Mayor Bill de Blasio and Gabrielle Fialkoff, Senior Advisor to the Mayor and Director of the Office of Strategic Partnerships, today released New York City Partnerships: Strategic Partnerships for a More Inclusive and Equitable City, a report summarizing the progress and effect of public-private partnerships and the $400 million raised by city affiliated non-profits during the first four years of the Administration.
New Yorkers across the city have been impacted by these partnerships. Through the work of the Office and their partners over 40,000 community school students have received free prescription glasses from Warby Parker, 25,000 pounds of produce from Farms at NYCHA have been distributed, and homicides are down 18% in Cure Violence neighborhoods.
“We believe that in order to make New York City the fairest big city in America, our private, nonprofit and business sectors must work together,” said Mayor de Blasio. “Through the Office of Strategic Partnerships, we’ve connected our philanthropic and business partners across the City to bring services and opportunities to more New Yorkers than ever before.”
“Cities can and must lead as social and civic innovators, particularly in the face of political and fiscal challenges. Growing inequality -- in income, access to affordable housing or high quality schools or healthcare -- threatens opportunity for all,” said Gabrielle Fialkoff, Senior Advisor to the Mayor and Director of the Office of Strategic Partnerships. “Our goal is to find and scale new solutions to age-old problems by bringing the public and private sectors together to address challenges and improve the lives of all New Yorkers.”
The Office of Strategic Partnerships has worked with the City-affiliated independent nonprofit organizations or “Funds” and City Agency partners to implement innovative public-private partnerships leveraged by the expertise, resources, and skills of the business, philanthropic and non-profit sectors. Over $400 million was raised for public-private partnerships during the first term to address inequality through the City affiliated Funds; the Mayor’s Fund to Advance NYC, the Fund for Public Health in NYC, the Fund for Public Schools, the Fund for Public Housing, NYC Police Foundation, FDNY Foundation, and the Aging in New York Fund.

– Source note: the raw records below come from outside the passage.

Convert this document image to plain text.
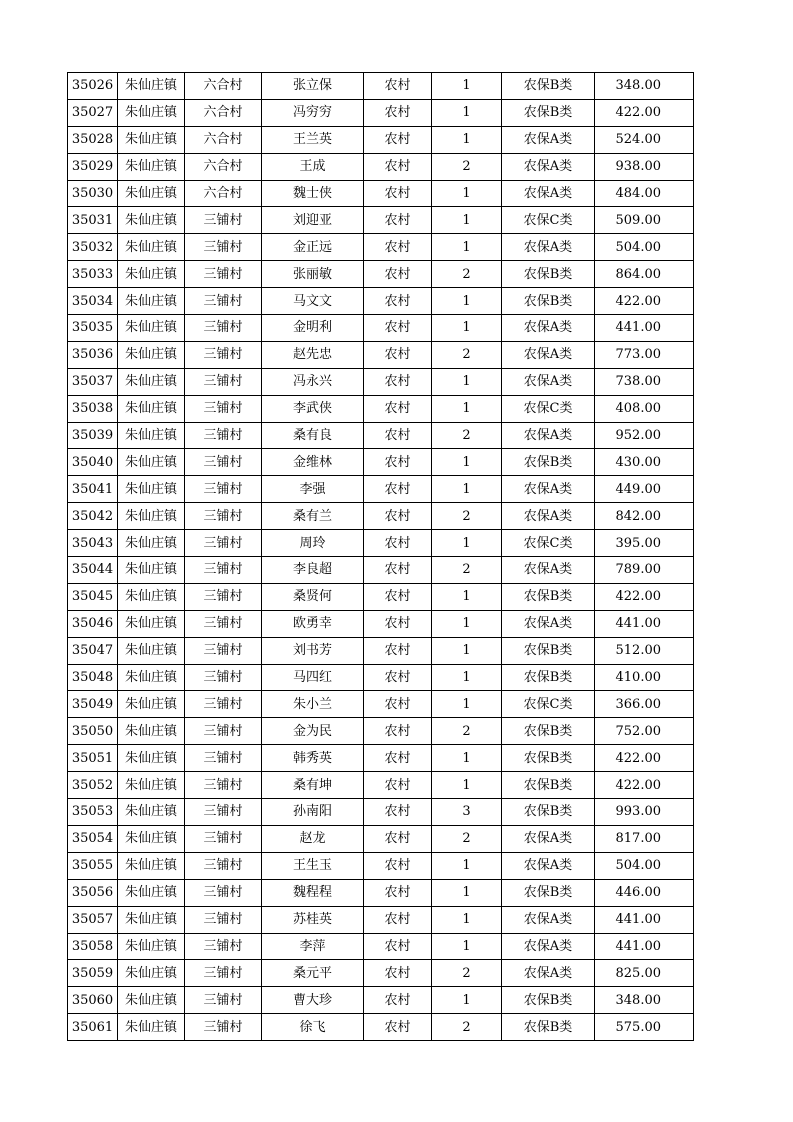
35026	朱仙庄镇	六合村	张立保	农村	1	农保B类	348.00
35027	朱仙庄镇	六合村	冯穷穷	农村	1	农保B类	422.00
35028	朱仙庄镇	六合村	王兰英	农村	1	农保A类	524.00
35029	朱仙庄镇	六合村	王成	农村	2	农保A类	938.00
35030	朱仙庄镇	六合村	魏士侠	农村	1	农保A类	484.00
35031	朱仙庄镇	三铺村	刘迎亚	农村	1	农保C类	509.00
35032	朱仙庄镇	三铺村	金正远	农村	1	农保A类	504.00
35033	朱仙庄镇	三铺村	张丽敏	农村	2	农保B类	864.00
35034	朱仙庄镇	三铺村	马文文	农村	1	农保B类	422.00
35035	朱仙庄镇	三铺村	金明利	农村	1	农保A类	441.00
35036	朱仙庄镇	三铺村	赵先忠	农村	2	农保A类	773.00
35037	朱仙庄镇	三铺村	冯永兴	农村	1	农保A类	738.00
35038	朱仙庄镇	三铺村	李武侠	农村	1	农保C类	408.00
35039	朱仙庄镇	三铺村	桑有良	农村	2	农保A类	952.00
35040	朱仙庄镇	三铺村	金维林	农村	1	农保B类	430.00
35041	朱仙庄镇	三铺村	李强	农村	1	农保A类	449.00
35042	朱仙庄镇	三铺村	桑有兰	农村	2	农保A类	842.00
35043	朱仙庄镇	三铺村	周玲	农村	1	农保C类	395.00
35044	朱仙庄镇	三铺村	李良超	农村	2	农保A类	789.00
35045	朱仙庄镇	三铺村	桑贤何	农村	1	农保B类	422.00
35046	朱仙庄镇	三铺村	欧勇幸	农村	1	农保A类	441.00
35047	朱仙庄镇	三铺村	刘书芳	农村	1	农保B类	512.00
35048	朱仙庄镇	三铺村	马四红	农村	1	农保B类	410.00
35049	朱仙庄镇	三铺村	朱小兰	农村	1	农保C类	366.00
35050	朱仙庄镇	三铺村	金为民	农村	2	农保B类	752.00
35051	朱仙庄镇	三铺村	韩秀英	农村	1	农保B类	422.00
35052	朱仙庄镇	三铺村	桑有坤	农村	1	农保B类	422.00
35053	朱仙庄镇	三铺村	孙南阳	农村	3	农保B类	993.00
35054	朱仙庄镇	三铺村	赵龙	农村	2	农保A类	817.00
35055	朱仙庄镇	三铺村	王生玉	农村	1	农保A类	504.00
35056	朱仙庄镇	三铺村	魏程程	农村	1	农保B类	446.00
35057	朱仙庄镇	三铺村	苏桂英	农村	1	农保A类	441.00
35058	朱仙庄镇	三铺村	李萍	农村	1	农保A类	441.00
35059	朱仙庄镇	三铺村	桑元平	农村	2	农保A类	825.00
35060	朱仙庄镇	三铺村	曹大珍	农村	1	农保B类	348.00
35061	朱仙庄镇	三铺村	徐飞	农村	2	农保B类	575.00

The report highlights the impacts of three types of strategic partnerships:
1. Partnerships that Develop and Test Innovative, Evidence Based Models. Here, private or philanthropic funds act as risk capital and are deployed to pilot a new programmatic approach. Rigorous evaluation follows program roll out.
· Connections to Care - 1,000 community based organization staff trained in evidence-based mental health interventions providing screening and referrals to 9,000 New Yorkers to date and 40,000 over five years
2. Partnerships that Drive Systems Change. These partnerships are interventions that institutionalize new methods of effective service delivery–often a boldly different approach to a problem– and where a relatively small dollar investment can drive significant and systemic change.
· Computer Science For All - all 1.1 million NYC public school students will receive computer science education by 2025
· The Center for Youth Employment - 100,000 internships, mentorships and summer jobs per year for NYC’s youth
· Service Design Studio - provided 80 office hour sessions for more than 29 City agencies to feature human-centered design in their work
· Gun Violence Reduction- $20 million committed annually by the City to expand proven gun violence reduction programs to 17 precincts—based on the success of the Cure Violence public-private partnership
3. Partnerships that Enlist Private Capital to Complement, Enhance, and Leverage Public Investment. These are partnerships in which relatively small amounts of private capital can complement, enhance, and leverage already significant public investment to achieve improved outcomes and fully realize the potential of these commitments.
· Vision Care with Warby Parker - Over 40,000 Community School students received eye exams and free, stylish prescription glasses from Warby Parker with more than 150,000 students screened for vision issues.
· Building Healthy Communities – Program to improve health and wellness in 12 historically underserved neighborhoods. Established first in the nation farms on public housing property, delivered 25,000 pounds of free fresh food, trained 150 local volunteer instructors trained to give free bilingual exercise classes, planned construction for 50 mini soccer fields, engaged over 150 community partners
· Get Alarmed NYC- 155,000 free photoelectric combination smoke/carbon monoxide alarms installed in homes of tens of thousands of City residents in at-risk communities
· NYCitizenship - 9,000 immigrants engaged through NYCitizenship, 1,600 screened for citizenship eligibility, 800 applications assisted resulting in 200 new citizens in year one of program.